Stowe started the program in the fall of her sophomore year.  In the summer between her sophomore and junior year she, among other things, shadowed doctors at Mayo Clinic  and attended some professionalism  training courses.
She grew up in a predominantly Native-American community and said she strongly relates to the culture and hopes to one day serve that community as a doctor.
Once, before she joined the program, she was shadowing her family doctor in Bemidji and saw one of her doctor’s long-term patients die. The doctor attended the funeral and consoled the family, which inspired her to pursue a career in medicine.
Between her junior and senior year, she started writing her personal statement, prepared for the MCAT — one the most dreaded graduate exams — and filled out applications to medical schools.
Minnesota’s Future Doctors has a contract with the Princeton Review, one of the companies offering MCAT preparation. She said she took great advantage of the free practice exams the company provided.
Stowe was accepted into and will study rural medicine at the University of Minnesota Medical School in Duluth this fall.
“Minnesota’s Future Doctors provided like a road map,” Stowe said. “It really provided guidance and the tools and opportunities that I really need to grow to be a successful applicant to medical school.”
Most participants apply during their first year in college, and must either be a resident of or attend college in Minnesota.

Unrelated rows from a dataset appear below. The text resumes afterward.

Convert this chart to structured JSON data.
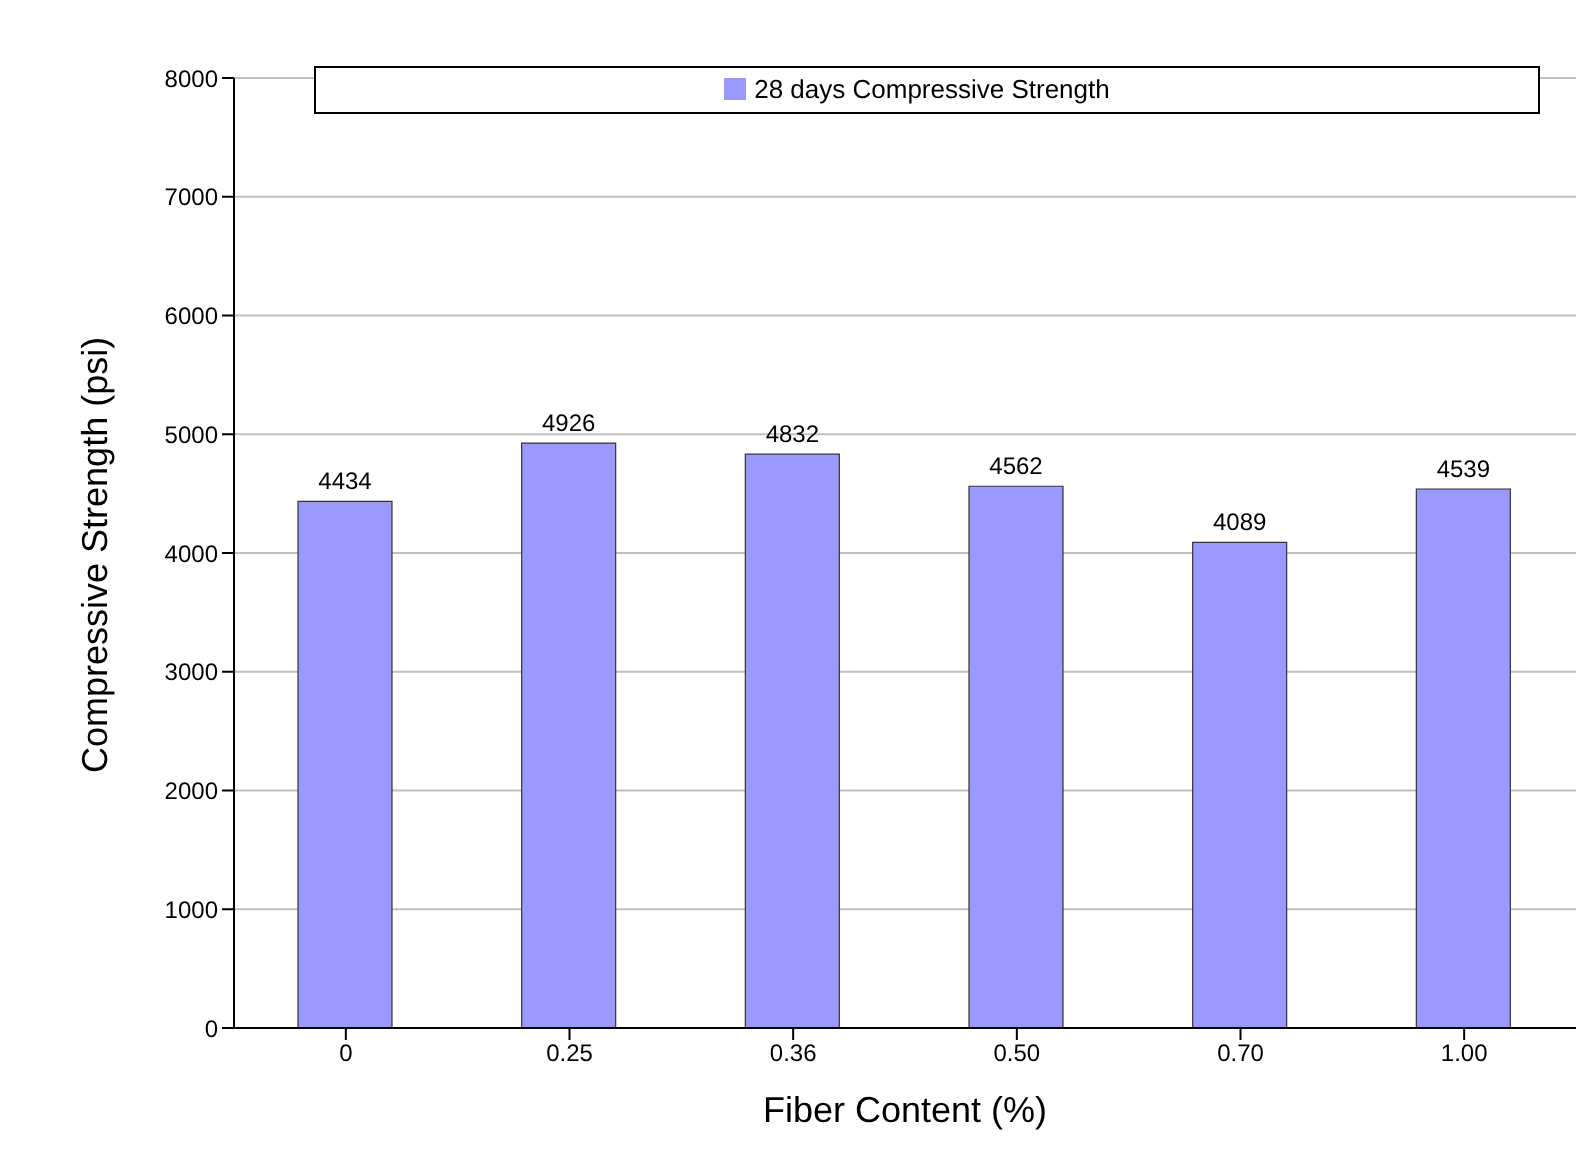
{
  "chart_data": {
    "type": "bar",
    "xlabel": "Fiber Content (%)",
    "ylabel": "Compressive Strength (psi)",
    "categories": [
      "0",
      "0.25",
      "0.36",
      "0.50",
      "0.70",
      "1.00"
    ],
    "series": [
      {
        "name": "28 days Compressive Strength",
        "color": "#9999ff",
        "values": [
          4434,
          4926,
          4832,
          4562,
          4089,
          4539
        ]
      }
    ],
    "ylim": [
      0,
      8000
    ],
    "yticks": [
      0,
      1000,
      2000,
      3000,
      4000,
      5000,
      6000,
      7000,
      8000
    ],
    "grid": "y",
    "legend": "top",
    "data_labels": true
  }
}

The program was started by two former University medical students.
Nguyen-Tran participated in the program for three consecutive summers.

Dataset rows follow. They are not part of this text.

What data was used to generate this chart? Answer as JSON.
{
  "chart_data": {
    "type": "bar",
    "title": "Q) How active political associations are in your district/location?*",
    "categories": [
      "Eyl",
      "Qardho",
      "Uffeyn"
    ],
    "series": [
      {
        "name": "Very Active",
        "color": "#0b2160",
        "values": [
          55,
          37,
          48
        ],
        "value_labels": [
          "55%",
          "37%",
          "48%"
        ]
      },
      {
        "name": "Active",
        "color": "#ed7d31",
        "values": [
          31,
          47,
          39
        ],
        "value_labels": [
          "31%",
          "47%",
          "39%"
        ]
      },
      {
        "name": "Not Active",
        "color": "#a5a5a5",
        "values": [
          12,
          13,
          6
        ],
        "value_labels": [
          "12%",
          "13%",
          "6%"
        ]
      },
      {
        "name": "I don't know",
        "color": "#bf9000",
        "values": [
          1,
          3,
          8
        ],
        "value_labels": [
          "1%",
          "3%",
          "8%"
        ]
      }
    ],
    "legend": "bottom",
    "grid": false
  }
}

In her studies, she found that Vietnamese women have high rates of cervical cancer — about five times higher than white women — and said it “was something that really was shocking to me, and I wanted to learn about it.”
As a result, she did a community-based research project and found that a many Vietnamese women don’t have information about the disease.
She then started working with “community organizations to help create some bilingual literature and held workshops to help better educate people about cervical cancer.”
Nguyen-Tran said she hopes to become a pediatrician, and will attend the University of Minnesota Medical School in Minneapolis in the fall.
Last fall, the University of Minnesota Medical School in Minneapolis accepted 169 students, of whom 35 were multicultural students, according to the school’s admissions website.
The University of Minnesota Medical School in Duluth accepted 60 students, of whom six were multicultural students, according to the school’s admissions website.
“Health is really an important underlying factor that affects all aspects of your life,” Nguyen-Tran said.